Your brain can talk you into anything, from “I’m kicking ass” to “I’m a loser.”

Paying attention to what your body is telling you can provide access to what you are really feeling. Are your hands sweating? Is your breathing shallow? Is your foot tapping?

These kinds of things can give you insights that your thoughts alone may not provide.

As adults we are socialized to wear a mask of mature attentive listening — even if we are not really present and able to process what is going on. Authentic communication is at the heart of trust; your body can give you signs that you need to refocus. It is okay to say, “Can you repeat what you just shared? I got a little distracted.”

Recognize that all of this is going on in the minds of others, too; it can work at cross purposes to the trust we hope to establish. A below-the-neck check in helps get past faux attentive listening and can lead to authentic engagement.

#3. Watch what is going on with others.

Leadership means creating a space in which other people can act, an invitation for all of us to thrive around clear goals.

Sometimes, however, it’s easy to get so caught up in what we are doing and saying that we miss that the other person is crying (literally or not) and having trouble holding it together.

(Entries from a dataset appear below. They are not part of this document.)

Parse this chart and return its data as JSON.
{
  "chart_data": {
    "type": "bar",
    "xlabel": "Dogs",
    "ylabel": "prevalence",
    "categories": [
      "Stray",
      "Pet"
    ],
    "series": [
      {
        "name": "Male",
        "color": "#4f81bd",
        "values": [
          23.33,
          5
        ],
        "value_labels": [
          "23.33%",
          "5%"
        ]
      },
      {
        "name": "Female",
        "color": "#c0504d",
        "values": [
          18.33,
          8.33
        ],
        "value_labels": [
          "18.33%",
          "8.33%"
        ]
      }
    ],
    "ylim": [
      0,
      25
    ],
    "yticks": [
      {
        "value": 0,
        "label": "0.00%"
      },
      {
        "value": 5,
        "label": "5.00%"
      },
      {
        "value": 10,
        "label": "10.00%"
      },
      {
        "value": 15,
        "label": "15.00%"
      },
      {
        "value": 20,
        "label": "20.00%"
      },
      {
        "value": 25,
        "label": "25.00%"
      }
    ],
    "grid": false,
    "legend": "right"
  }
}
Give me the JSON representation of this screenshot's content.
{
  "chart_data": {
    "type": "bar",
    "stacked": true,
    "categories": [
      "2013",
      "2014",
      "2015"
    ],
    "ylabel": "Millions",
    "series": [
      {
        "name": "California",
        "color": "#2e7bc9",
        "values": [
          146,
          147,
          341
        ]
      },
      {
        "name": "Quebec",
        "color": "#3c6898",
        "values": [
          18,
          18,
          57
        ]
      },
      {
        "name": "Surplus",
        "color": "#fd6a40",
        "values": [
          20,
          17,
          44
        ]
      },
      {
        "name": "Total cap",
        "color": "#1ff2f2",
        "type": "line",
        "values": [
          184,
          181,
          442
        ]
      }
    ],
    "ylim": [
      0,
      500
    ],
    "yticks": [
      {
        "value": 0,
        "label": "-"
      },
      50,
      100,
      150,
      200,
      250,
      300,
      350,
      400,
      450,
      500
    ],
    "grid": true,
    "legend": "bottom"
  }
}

We need to slow down, recap, pause, and ask, “How is this going?”

Trust emerges when we can offer flexibility, freedom, support, and reassurance that failing doesn’t have to be scary.

Start with Trust

Recently, for the first time in my life as an executive coach, I had someone say to me, “Because you were brought into the organization through the board chair and leadership, I don’t trust you.” I appreciated their willingness to be this candid, and it served to remind me how on edge we all are in today’s world, and in the workplace in particular.

Everyone is jangled these days. Whether we are in-person or working virtually, we can strive to actively, consciously, and explicitly convey what is going on in our heads and in our bodies, and encourage the same among those with whom we are working.  Doing so will help to build, gain, regain, and sustain trust.